VON: CHRISTOF BECKMANN



Seit letzter Woche in Herne und noch bis Sonntag: die 576. Cranger Kirmes. Das größte Volksfest in Deutschland – jedenfalls, was die Besucher pro Quadratmeter angeht. Ein einzigartiger Rummel - immer rund um den 10. August. Warum? Wegen Laurentius. Der war ein Popstar unter den Heiligen – so berühmt, dass es gar nicht weit weg zu echtem Ärger kam: Ortstermin mit Pfarrer Dr. Albert Damblon in Mönchengladbach: Der Propst an St. Vitus mit einer spannenden Geschichte. Ein Abt der ehemaligen Benediktinerabtei trotzt dem mächtigsten Herrscher der Welt: Philipp, dem Zweiten von Spanien.

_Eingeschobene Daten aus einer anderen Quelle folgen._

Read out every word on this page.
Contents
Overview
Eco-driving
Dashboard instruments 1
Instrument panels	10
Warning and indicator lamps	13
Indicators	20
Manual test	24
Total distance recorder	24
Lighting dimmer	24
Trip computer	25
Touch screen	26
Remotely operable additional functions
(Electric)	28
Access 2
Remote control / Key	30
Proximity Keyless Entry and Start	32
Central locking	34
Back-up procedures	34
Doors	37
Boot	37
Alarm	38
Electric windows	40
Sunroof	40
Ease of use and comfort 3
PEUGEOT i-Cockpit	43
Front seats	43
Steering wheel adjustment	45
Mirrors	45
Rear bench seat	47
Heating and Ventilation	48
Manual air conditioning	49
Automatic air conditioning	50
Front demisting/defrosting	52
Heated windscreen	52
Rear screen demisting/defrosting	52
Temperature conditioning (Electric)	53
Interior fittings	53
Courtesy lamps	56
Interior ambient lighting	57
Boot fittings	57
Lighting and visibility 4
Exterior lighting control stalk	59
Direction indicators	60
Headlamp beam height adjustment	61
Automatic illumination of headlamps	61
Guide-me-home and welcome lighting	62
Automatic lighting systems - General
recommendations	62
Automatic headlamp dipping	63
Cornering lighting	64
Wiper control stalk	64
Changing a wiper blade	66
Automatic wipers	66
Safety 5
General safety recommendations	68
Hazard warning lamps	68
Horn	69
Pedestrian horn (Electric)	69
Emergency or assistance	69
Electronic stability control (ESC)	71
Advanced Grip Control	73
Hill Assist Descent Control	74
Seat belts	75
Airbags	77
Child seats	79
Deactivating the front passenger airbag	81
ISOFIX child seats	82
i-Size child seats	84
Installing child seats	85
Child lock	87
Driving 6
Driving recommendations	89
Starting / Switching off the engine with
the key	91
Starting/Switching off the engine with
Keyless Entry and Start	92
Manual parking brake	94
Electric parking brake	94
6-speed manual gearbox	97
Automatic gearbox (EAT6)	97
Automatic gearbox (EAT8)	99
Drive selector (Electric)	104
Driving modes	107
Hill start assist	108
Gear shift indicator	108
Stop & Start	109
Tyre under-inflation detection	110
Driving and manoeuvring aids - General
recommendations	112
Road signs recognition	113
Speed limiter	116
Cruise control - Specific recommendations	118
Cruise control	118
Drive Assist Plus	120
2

INFO: Die Cranger Kirmes, mit einer durchschnittlichen Besucherzahl von rund 4.000.000 in den letzten Jahren eines der größten Volksfeste in Deutschland, wird von mehr als 500 Schaustellern beschickt, liegt direkt am Rhein-Herne-Kanal, hat über 5 km Budenfront und dauert zehn Tage. Sie geht auf den ehemaligen Pferdemarkt zurück, der seit dem 15. Jahrhundert um den Laurentiustag, den 10. August, stattfand. Laurentius, einer der meistverehrten Heiligen der katholischen Kirche, war einer der sieben Diakone der Christengemeinde in der Stadt Rom, also für die Finanzen und die Sozialarbeit der Kirche von Rom zuständig. Weil er die Armenkasse nicht herausgeben und seinem Glauben nicht abschwören wollte, starb er nach der Folter am 10. August 258 auf einem glühenden Rost, das in der Kirche S. Lorenzo fuori le Mura in Rom gezeigt wird. Sein Kult verbreitete sich in Deutschland nach dem Sieg Kaiser Ottos I. gegen die Ungarn in der Schlacht auf dem Lechfeld bei Augsburg am 10. August 955. Laurentius ist Stadtpatron von Nürnberg, Wuppertal und Duderstadt. Die Köche, deren Schutzpatron er ist, pflegen einen eigenen Zunftorden, die Laurentius-Bruderschaft, und nennen sich „Laurentius-Ritter“. Jedes Jahr um den 10. August herum treffen sich an die tausend Köche in einer anderen Stadt in Deutschland. Sein Gedenktag fällt jedes Jahr mit dem Erscheinen besonders vieler Sternschnuppen zusammen; Die Perseiden, ein jährlich in der ersten Augusthälfte wiederkehrender Meteorstrom, erreicht in den Tagen um den 12. August ein deutliches Maximum an Sternschnuppen. Sie bestehen aus den Auflösungsprodukten des Kometen 109P/Swift-Tuttle, dessen Staubspur die Erde immer in diesen Tagen im Jahr kreuzt. Da sie mit dem Todes- und Namenstag des Märtyrers zusammenfallen, werden sie im Volksmund auch Laurentiustränen beziehungsweise Tränen des Laurentius genannt.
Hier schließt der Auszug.